/jormungandr

A prototype-like object system based entirely on functions.

Primary LanguageClojure

jormungandr

A prototype-like object system based on functions.

Motivation

Nothing practical really. I just figured that since people have already built functional programming on top of OO (e.g. Clojure), I might as well build OO on top of FP.

Why a prototype-like OO system? I believe those are the only true object systems, since there are only objects and no classes.

That said, in jormungandr you don't do prototype inheritance by setting a "proto" attribute or something like that. Being functional in nature, objects are immutable, so you inherit by simply modifying objects and working with the new copies.

Usage

To get it, add this to your leiningen dependencies [jormungandr "0.1.0"]

To use the library, add this to your code: (use jormungandr). Don't worry about the symbols being interned. There are only 2: object, a function; and ->1, a macro.

This is object's signature: (object [& [attrs methods]]) You can create new objects by passing this function a map of attributes and a map of methods. Method names should be keywords, but they can really be anything. The functions mapped to them must always take the object itself as their first argument.

You invoke methods like this: (some-object :some-method arg1 arg2 ... argN)

Objects come with various basic operations by default. You invoke them just like you would a method. These are the operations and their signatures:

(obj :$get k)                 ;; Basic getter.
(obj :$set k v)               ;; Basic setter.
(obj :$unset k)               ;; Basic unsetter (the equivalent to Clojure's dissoc).
(obj :$has? k)                ;; The equivalent to Clojure's contains?.
(obj :$attrs)                 ;; Gives you a list of attributes.
(obj :$recall method)         ;; Given a method's name, returns the associated function.
(obj :$learn method function) ;; Adds a new method.
(obj :$forget method)         ;; Removes old method definitions.
(obj :$knows? method)         ;; Like :$has?, but for methods.
(obj :$knowledge)             ;; Like :$attrs, but for methods.

The ->1 macro is like the -> macro we're all familiar with, except that it puts the items at the head of the list, and not at the 2nd position. That way you can chain method and operation calls easily.

Examples

Simple stuff I came with just minutes ago...

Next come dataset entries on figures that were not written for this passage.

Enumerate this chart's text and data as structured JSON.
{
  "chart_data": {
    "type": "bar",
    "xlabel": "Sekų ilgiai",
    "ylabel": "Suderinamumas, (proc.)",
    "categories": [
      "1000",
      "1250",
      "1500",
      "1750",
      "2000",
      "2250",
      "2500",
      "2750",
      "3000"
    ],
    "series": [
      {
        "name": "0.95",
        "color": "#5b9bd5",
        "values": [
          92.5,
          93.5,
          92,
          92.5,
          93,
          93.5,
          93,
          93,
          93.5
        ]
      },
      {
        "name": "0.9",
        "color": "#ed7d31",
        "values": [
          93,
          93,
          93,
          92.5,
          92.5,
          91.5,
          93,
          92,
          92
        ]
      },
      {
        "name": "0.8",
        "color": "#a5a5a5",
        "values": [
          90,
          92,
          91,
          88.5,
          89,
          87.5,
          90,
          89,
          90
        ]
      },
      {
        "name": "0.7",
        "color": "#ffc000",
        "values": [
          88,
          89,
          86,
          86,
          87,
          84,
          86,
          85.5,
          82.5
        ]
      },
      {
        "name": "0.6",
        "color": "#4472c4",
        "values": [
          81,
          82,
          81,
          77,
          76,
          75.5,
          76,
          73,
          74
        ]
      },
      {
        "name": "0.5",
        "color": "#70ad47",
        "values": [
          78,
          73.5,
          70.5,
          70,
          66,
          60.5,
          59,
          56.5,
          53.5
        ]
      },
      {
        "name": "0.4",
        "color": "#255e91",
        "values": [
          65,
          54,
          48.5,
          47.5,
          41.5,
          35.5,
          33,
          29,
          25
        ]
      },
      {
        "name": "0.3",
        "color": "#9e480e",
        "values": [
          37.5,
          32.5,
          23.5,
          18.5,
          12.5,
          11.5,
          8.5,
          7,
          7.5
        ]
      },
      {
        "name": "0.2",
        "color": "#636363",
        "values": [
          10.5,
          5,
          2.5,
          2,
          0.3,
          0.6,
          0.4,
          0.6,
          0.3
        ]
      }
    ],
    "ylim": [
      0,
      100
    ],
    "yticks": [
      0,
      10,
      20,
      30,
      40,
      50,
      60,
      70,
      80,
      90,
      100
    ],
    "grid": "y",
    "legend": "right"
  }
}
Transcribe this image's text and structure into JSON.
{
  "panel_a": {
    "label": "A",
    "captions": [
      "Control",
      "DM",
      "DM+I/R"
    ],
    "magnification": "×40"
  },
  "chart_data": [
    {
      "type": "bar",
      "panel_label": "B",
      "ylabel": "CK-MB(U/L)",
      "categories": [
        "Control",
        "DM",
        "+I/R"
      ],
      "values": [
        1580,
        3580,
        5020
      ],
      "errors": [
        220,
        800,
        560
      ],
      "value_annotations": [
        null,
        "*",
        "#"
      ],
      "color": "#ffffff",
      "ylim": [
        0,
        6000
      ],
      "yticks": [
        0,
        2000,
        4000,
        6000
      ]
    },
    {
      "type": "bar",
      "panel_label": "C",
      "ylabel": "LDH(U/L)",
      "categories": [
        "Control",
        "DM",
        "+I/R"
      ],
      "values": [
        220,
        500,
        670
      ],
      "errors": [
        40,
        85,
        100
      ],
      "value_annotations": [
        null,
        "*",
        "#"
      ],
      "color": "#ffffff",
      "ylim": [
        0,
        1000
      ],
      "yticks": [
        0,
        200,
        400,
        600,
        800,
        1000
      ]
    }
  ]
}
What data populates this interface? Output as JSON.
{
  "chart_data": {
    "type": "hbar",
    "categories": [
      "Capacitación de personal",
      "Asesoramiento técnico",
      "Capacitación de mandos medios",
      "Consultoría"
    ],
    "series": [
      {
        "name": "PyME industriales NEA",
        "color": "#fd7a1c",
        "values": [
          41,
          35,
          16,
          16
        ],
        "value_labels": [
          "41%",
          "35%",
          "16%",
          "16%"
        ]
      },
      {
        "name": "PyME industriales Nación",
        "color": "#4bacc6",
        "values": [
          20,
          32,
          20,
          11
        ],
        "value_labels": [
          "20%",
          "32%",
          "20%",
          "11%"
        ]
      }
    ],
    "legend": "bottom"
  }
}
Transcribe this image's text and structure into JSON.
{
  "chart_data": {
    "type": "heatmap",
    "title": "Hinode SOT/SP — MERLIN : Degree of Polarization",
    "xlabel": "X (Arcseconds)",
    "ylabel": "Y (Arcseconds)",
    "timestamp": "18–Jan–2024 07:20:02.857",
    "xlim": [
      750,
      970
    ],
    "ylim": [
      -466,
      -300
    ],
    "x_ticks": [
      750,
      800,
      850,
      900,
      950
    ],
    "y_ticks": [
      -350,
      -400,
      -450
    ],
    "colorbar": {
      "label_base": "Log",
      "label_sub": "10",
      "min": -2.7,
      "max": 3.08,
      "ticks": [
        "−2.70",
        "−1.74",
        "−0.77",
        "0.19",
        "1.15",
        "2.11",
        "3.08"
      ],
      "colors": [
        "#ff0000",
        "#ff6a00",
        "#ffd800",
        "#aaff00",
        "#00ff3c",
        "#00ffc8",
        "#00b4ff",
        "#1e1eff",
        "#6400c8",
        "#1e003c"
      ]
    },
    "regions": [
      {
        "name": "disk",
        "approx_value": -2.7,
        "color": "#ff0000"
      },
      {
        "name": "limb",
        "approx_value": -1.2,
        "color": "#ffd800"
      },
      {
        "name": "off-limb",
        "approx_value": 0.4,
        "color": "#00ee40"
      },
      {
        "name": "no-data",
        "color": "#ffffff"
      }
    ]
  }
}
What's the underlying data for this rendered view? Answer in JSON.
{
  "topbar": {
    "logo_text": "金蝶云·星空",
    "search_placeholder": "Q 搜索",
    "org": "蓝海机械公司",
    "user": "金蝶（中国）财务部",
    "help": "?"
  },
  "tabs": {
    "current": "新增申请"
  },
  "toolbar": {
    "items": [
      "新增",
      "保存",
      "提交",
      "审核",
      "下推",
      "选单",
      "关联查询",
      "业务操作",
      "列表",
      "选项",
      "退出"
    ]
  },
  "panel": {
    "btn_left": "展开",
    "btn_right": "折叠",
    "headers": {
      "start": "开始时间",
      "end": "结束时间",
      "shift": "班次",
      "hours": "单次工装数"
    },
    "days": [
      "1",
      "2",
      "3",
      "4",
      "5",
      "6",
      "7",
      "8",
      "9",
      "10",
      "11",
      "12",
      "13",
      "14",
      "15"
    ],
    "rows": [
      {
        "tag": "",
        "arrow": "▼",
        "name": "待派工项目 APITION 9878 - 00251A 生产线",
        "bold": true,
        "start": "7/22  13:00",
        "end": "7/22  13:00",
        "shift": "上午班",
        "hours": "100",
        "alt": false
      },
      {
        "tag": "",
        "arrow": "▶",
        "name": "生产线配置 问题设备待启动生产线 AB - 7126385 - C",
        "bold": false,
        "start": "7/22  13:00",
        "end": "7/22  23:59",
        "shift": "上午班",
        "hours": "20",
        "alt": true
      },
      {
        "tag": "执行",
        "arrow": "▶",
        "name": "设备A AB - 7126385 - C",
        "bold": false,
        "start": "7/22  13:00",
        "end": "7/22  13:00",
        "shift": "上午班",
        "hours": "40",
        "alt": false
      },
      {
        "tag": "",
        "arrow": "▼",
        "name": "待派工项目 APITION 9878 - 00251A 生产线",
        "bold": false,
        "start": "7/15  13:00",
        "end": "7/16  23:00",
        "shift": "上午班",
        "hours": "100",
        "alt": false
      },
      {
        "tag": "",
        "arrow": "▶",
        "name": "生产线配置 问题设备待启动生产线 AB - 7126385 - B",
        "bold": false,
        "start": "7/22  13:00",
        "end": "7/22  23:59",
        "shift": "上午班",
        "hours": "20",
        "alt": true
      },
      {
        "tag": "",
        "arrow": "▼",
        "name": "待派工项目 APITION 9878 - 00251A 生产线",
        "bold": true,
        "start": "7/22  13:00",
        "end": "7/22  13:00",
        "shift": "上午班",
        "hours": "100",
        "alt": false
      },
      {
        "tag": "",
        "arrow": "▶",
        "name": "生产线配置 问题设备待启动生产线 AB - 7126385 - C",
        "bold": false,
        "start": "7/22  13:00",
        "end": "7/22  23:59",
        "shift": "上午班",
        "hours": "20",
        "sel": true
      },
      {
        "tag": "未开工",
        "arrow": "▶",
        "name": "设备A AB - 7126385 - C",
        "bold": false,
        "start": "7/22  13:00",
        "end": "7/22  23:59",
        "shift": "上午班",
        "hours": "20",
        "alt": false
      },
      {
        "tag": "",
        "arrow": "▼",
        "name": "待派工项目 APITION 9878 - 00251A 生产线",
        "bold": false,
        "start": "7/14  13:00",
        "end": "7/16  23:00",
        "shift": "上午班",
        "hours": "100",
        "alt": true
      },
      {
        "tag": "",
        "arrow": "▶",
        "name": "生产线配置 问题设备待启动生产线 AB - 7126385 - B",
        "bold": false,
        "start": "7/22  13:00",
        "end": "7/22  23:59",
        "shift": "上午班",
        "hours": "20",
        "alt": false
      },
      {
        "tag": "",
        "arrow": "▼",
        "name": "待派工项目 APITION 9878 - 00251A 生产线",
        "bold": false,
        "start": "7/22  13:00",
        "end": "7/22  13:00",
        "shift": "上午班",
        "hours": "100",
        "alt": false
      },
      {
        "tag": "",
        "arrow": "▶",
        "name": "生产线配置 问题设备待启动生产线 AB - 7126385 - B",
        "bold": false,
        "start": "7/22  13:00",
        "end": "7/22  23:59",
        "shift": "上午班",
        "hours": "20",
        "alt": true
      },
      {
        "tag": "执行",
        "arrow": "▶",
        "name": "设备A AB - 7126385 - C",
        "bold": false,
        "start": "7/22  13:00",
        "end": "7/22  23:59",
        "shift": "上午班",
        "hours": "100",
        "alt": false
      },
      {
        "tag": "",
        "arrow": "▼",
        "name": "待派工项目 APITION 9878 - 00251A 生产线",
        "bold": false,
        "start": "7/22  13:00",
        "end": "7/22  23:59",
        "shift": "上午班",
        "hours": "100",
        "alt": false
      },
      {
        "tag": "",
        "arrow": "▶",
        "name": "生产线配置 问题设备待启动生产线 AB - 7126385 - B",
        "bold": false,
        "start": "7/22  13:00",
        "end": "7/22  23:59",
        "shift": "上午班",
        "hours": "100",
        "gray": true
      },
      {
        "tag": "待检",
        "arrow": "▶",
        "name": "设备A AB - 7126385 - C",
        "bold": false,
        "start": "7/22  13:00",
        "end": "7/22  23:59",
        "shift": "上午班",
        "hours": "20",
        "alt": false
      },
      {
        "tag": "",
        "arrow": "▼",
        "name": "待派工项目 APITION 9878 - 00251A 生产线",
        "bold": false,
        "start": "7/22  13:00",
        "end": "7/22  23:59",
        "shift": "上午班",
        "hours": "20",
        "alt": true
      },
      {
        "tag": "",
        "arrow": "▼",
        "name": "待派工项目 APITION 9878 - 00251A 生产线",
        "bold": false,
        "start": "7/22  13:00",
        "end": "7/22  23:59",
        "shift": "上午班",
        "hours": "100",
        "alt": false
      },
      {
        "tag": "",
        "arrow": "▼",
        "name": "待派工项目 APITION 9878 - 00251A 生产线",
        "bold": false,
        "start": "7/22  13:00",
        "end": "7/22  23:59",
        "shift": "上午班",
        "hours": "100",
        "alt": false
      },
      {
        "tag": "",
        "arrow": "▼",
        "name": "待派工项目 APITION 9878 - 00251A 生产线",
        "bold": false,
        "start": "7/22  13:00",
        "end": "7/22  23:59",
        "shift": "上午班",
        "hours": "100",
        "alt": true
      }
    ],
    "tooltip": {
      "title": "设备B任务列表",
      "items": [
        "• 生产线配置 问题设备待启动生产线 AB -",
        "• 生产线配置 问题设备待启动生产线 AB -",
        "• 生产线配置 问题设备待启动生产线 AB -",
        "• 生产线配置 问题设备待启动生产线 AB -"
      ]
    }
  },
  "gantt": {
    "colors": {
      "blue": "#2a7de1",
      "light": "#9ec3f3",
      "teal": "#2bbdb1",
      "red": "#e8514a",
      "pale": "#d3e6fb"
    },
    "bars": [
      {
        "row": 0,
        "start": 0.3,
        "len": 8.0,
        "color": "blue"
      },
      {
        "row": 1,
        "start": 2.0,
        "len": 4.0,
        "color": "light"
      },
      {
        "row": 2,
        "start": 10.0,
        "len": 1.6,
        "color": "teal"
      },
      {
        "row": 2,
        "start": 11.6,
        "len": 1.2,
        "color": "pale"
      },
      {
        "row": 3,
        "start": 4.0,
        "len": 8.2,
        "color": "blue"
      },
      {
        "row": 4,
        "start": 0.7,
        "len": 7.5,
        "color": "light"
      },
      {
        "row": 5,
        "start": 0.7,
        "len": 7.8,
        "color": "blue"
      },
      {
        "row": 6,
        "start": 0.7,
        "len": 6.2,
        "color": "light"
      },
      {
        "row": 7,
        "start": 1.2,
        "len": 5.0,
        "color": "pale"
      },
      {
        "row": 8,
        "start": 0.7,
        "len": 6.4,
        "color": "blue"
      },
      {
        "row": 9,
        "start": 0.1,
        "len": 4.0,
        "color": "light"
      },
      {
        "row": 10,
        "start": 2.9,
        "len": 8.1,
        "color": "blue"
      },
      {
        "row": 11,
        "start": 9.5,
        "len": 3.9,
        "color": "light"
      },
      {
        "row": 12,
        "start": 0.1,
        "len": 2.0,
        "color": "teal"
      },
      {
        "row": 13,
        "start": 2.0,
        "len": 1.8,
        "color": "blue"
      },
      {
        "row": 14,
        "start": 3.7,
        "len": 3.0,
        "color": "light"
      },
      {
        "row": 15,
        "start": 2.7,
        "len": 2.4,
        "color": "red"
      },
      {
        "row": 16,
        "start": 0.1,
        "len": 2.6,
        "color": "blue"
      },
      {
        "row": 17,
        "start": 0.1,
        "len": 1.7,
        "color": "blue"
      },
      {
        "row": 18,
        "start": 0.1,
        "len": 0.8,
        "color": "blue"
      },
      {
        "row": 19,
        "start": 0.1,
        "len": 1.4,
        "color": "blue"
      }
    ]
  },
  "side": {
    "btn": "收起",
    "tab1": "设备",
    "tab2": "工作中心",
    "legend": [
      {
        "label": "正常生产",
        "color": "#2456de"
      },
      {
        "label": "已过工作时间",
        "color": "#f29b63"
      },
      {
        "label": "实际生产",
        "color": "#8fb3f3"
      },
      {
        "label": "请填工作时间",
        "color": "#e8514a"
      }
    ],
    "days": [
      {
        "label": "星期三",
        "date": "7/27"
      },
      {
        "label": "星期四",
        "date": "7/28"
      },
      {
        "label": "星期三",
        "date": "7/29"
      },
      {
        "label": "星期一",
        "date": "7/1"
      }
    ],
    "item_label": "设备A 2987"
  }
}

(def foo (object {:name "Mr. Foo", :age 20}))
(foo :$get :name)

(foo :throw-fancy-exception!) ;; Calling unknown method causes exceptions to be thrown.
	
(->1 foo
     (:$set :age 30)
     (:$get :age))

(->1 foo
     (:$learn :->string (fn [self] (str (self :$get :name) " " (self :$get :age))))
     :->string)

(->1 foo
     (:$learn :->map (fn [self]
                       (let [attrs (self :$attrs)]
                         (apply hash-map
                                (interleave attrs
                                            (map (partial self :$get)
                                                 attrs))))))
     :->map)

License

Copyright © 2013 Eduardo Julián eduardoejp@gmail.com

Distributed under the Eclipse Public License, the same as Clojure.